LETTER FROM INDIA

Travel Intelligence – letter from India December 2000

Tamasha is a Hindi onomatopoeia. It’s perfect. It means a drama and there’s nothing the Indians like more than a good drama. When they are at their bellicose best you can pick the word out, scatter-gunning conversations like a shoot out at the Acchha  Corral. And when tamasha is all used up they use their Yiddish-on-Ganges rhyming slang version instead, drama-sharma. The Delhi daily round is just not the same without at least five tamasha, drama-sharmas.

And the tamasha of the month is the price hike at all of  India’s major monuments. On Friday 27 October 2000 it cost your average foreign tourist nothing to get into the Taj Mahal. Of course that was not quite the norm. A few months before it would have cost you or me 20 rupees, that’s about 30p on the current exchange rate. It was backpacker heaven to be able slope around the world’s ultimate love gesture for the same price as a cup of tea in a nasty neighbourhood back home. But the 27 October 2000 freebie was a sweetener.

I was there along with serried ranks of Indians taking in the sunset on Mumtaz’ marble magnificence. We were all having a lovely time. The foreign tourists were not quite so thrilled. They had not been warned that it was a busman’s holiday and that they were going to be sharing their magic moment with an ever-shifting, never-thinning crowd. Those staying over in Agra to make the dawn raid as well loped off back to their hotels, hoping for more luck and space at 5.30am the next day. They got space in spades. Those of us who went to catch the sunrise through the dust haze, picking out the swoops and swirls of Shah Jahan’s brilliant vision, got to pay $20 for the privilege.

That in itself was not too much of a problem. I had been warned about the price hike, though the poor French couple who shared a rickshaw with me had not. They did not have the money and the girl gave the full version of Franco-hysterics for the benefit of the small queue waiting to get in. The Indians particularly enjoyed it.    I am happy about the price hikes. They are a pan-India thing and the great monuments have been graded as either A or B, charges for A monuments being $20 and  $10 for B monuments. But I will only go on being happy if there is a definite improvement in the upkeep of the great Moghul and Hindu edifices that have become such a beloved part of my daily life. The increase from ten and 20 rupees per monument to $10 and $20 is roughly 500%. The plan must surely be to use this quite dramatic increase to find ways of discouraging casual lads from taking their ease upon the graceful stonework of the Moghul emperors. Uric acid deterioration is one of the factors eating away at India’s cultural heritage. And this is not just because of the boys taking a leak with a view. A huge number of bats and pigeons have become the plague of every monument, from Missy Mumtaz’ great tomb to the plump sensual curves of the monuments of the Lodhi rulers in the gardens where I run and think of an evening in Delhi. Or to be more exact bat shit and bird poop are eating away at every monument from the Taj to the Ajanta and Ellora Caves.

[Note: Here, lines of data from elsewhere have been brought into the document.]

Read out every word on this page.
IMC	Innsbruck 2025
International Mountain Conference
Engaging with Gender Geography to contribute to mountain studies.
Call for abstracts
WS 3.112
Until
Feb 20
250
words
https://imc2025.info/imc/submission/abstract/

There is another factor of monument upkeep that has always annoyed Western tourists. While the Indians keep their own homes in a meticulous fashion they are amazingly casual when it comes to litter-bugging. They just don’t get it, but then their governments have not spent decades and zillions of rupees educating the population to ‘Keep India Tidy’. The gardens around most of the monuments are a positive study in modern middle class detritus. The Indian government should propose them to the Saatchi art collection as the definitive examples of over-pop. art.

I will continue to be happy handing over $10 and $20 if the Architectural Survey of India, the guardians of the listed monuments, use this money to clean up, to get rid of litter, to take measures to chase public pissers from the premises, and frighten bats and pigeons shitless.

What I have not quite worked out is what all the tamasha is about. After all it is Johnny tourist paying the big price and not the locals. I asked a friend what all the drama-sharma was about.

‘So embarrassing that we have to get foreigners to pay to clean up all our mess,’ he explained.

I don’t know what he is worried about. They cleaned up after us for two and a half centuries and what did they get—a half-decent railway system and an almost perverse addiction to brown manilla folders in very, very large piles.